There are two things keeping us from the future imagined in this video. The first is context. For superintelligence, there needs to be a way to essentially allow for infinite context. Recall, context is the information passed into our model to get the predicted word we want.

Right now, the model with the largest context window is Magic.dev's LTM-2-Mini (100 million tokens). This is far, far away from the context window we need for superintelligence. In the simplest terms possible, AI right now is forgetful. AGI cannot be limited by context. But that means there must be a way to store exponentially large batches of information to serve as context (way more than 100 million tokens). And as of right now, we aren't even close to having that capability (either computationally or in terms of actual memory).

So, other than being how LLMs actually generate content, why else is context so important? Well, we have to understand how "AI agents" work. All these agents will need larger context windows. But say we manage to find a way around this (which I don't doubt is within reach). This would be the next big breakthrough for LLMs → a way to simulate infinite context.

Compute

We can't make our models better by just feeding them more data and computing power and praying. They will plateau. Our "k" value is nearly perfect. More time spent training with more data would only make it slightly better, providing only a marginal increase in model quality.

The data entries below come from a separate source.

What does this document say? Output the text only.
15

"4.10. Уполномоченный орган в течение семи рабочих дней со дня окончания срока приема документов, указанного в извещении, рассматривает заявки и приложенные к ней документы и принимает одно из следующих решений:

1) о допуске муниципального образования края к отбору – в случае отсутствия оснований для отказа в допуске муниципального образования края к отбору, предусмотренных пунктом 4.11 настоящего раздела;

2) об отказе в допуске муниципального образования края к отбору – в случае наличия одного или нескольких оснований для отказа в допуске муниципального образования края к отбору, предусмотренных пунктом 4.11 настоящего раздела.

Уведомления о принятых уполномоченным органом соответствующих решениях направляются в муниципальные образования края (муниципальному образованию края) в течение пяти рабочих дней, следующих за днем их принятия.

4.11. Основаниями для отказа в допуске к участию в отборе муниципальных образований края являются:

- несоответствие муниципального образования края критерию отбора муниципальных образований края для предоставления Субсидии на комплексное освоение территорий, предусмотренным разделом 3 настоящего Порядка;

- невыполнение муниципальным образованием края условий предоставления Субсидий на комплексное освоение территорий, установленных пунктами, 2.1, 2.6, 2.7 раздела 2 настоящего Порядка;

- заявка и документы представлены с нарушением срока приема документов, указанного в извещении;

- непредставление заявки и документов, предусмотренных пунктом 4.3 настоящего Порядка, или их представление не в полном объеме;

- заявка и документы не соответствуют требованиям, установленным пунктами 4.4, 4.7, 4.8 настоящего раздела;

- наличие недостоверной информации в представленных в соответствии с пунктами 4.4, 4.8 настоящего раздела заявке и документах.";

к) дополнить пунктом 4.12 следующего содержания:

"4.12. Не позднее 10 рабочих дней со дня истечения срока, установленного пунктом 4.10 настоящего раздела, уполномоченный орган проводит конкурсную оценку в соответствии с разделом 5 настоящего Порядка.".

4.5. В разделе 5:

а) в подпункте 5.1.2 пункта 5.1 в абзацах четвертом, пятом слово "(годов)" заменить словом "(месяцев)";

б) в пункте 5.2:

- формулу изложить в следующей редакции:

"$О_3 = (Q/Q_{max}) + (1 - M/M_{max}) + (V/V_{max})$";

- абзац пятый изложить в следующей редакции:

The next big breakthrough won't be due to computing power. It'll be increased context abilities (which does, I suppose, have some reliance on power). After that? A new architecture - something to succeed transformers → A "nuclear bomb" to the mere gunpowder of the transformer model. We may be close to this as well.

But nonetheless, with our current technology, I expect a rather sudden AI plateau. Or not? To be honest, who knows if OpenAI is getting close to a nuke and still giving us peasants gunpowder to play with? Democratizing AI will be important (the video is spot on here). In the end, it is ultimately just to approach AI development with caution.